We can look further into things such as:
- Which country has the most people? Which country has the highest growth rate?

In [10]:
%%sql
SELECT 
    name "Most People", 
    MAX(population) "Population"
FROM facts
WHERE name <> 'World';

 * sqlite:///factbook.db
Done.


Most People,Population
China,1367485388


Looking at the highest population growth country.

In [11]:
%%sql
SELECT 
    name "Highest Growth Rate",
    MAX(population_growth) "Growth Rate"
FROM facts
WHERE name <> 'World';

 * sqlite:///factbook.db
Done.


Highest Growth Rate,Growth Rate
South Sudan,4.02


- Which countries have the highest ratios of water to land?

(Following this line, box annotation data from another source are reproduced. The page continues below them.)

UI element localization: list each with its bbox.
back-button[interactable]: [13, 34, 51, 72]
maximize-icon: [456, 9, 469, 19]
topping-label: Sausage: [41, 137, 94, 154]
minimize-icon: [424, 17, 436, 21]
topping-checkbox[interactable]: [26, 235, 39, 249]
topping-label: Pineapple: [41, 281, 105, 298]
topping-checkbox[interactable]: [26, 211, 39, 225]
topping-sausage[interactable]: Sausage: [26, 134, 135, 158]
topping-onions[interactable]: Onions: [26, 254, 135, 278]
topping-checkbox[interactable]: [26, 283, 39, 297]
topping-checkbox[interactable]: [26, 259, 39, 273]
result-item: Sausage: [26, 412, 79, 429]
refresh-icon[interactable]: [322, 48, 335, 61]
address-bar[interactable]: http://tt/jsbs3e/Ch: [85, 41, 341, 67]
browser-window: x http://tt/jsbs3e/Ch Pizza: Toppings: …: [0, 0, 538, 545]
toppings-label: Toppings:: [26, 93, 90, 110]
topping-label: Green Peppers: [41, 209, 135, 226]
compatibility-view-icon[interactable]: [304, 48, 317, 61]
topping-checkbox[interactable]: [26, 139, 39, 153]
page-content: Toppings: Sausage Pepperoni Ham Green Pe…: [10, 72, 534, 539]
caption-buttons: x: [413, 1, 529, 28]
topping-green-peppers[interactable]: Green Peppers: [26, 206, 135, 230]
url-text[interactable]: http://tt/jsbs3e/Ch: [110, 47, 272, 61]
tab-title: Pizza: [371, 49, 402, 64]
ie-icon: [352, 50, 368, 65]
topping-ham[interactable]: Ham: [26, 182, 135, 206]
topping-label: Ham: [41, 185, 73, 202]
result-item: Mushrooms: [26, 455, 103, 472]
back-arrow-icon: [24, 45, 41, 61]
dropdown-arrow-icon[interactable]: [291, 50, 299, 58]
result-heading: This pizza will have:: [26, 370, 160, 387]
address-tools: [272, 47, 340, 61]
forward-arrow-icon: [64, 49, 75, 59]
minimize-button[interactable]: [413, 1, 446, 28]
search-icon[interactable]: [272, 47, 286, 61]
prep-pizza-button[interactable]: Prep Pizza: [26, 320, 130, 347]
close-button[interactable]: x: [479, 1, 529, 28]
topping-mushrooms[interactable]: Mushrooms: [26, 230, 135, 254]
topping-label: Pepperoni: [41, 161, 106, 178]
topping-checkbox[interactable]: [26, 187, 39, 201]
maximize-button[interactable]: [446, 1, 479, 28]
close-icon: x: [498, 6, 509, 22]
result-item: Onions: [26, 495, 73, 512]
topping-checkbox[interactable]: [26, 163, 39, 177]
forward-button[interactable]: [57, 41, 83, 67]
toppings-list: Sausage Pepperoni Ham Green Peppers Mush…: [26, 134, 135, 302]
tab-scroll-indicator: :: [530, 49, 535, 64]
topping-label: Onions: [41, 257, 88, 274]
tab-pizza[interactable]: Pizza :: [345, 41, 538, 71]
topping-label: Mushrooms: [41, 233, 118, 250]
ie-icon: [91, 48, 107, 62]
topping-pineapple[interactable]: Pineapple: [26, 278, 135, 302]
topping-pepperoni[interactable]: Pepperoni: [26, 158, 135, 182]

Which countries have more water than land?

In [12]:
%%sql
SELECT 
    name "Highest Water to Land Ratio",
    (CAST(area_water AS FLOAT)/area_land) "Water to Land Ratio"
FROM facts
WHERE name <> 'World'
ORDER BY 2 DESC
LIMIT 5;

 * sqlite:///factbook.db
Done.


Highest Water to Land Ratio,Water to Land Ratio
British Indian Ocean Territory,905.6666666666666
Virgin Islands,4.520231213872832
Puerto Rico,0.5547914317925592
"Bahamas, The",0.3866133866133866
Guinea-Bissau,0.2846728307254623


In [13]:
%%sql
SELECT 
    name "More Water than Land",
    area_water "Area of Water",
    area_land "Area of Land"
FROM facts
WHERE 
    name <> 'World'
    AND area_water > area_land;

 * sqlite:///factbook.db
Done.


More Water than Land,Area of Water,Area of Land
British Indian Ocean Territory,54340,60
Virgin Islands,1564,346


- Which countries will add the most people to their populations next year?

In [14]:
%%sql
SELECT 
    name "Most Population Growth",
    CAST((population*population_growth + (birth_rate-death_rate+migration_rate)*population/1000) as int) "Growth Amount"
FROM facts
WHERE 
    name <> 'World'
ORDER BY 2 DESC
LIMIT 5;

 * sqlite:///factbook.db
Done.


Most Population Growth,Growth Amount
India,1542426917
China,622752845
Nigeria,449358826
Pakistan,294175220
Ethiopia,290370565


- Which countries have a higher death rate than birth rate?

In [15]:
%%sql
SELECT 
    name "Higher Death than Birth Rate",
    death_rate "Death Rate",
    birth_rate "Birth Rate"
FROM facts
WHERE 
    name <> 'World'
    AND death_rate > birth_rate;

 * sqlite:///factbook.db
Done.


Higher Death than Birth Rate,Death Rate,Birth Rate
Austria,9.42,9.41
Belarus,13.36,10.7
Bosnia and Herzegovina,9.75,8.87
Bulgaria,14.44,8.92
Croatia,12.18,9.45
Czech Republic,10.34,9.63
Estonia,12.4,10.51
Germany,11.42,8.47
Greece,11.09,8.66
Hungary,12.73,9.16


- Which countries have the highest population/area ratio?

In [16]:
%%sql
SELECT 
    name "Highest Population to Area",
    population/area "Population to Area"
FROM facts
WHERE 
    name <> 'World'
ORDER BY 2 DESC
LIMIT 5;

 * sqlite:///factbook.db
Done.


Highest Population to Area,Population to Area
Macau,21168
Monaco,15267
Singapore,8141
Hong Kong,6445
Gaza Strip,5191


## Conclusion

Using the database, we were able to answer a set of questions posed about the data in SQL ranging from population to area and density.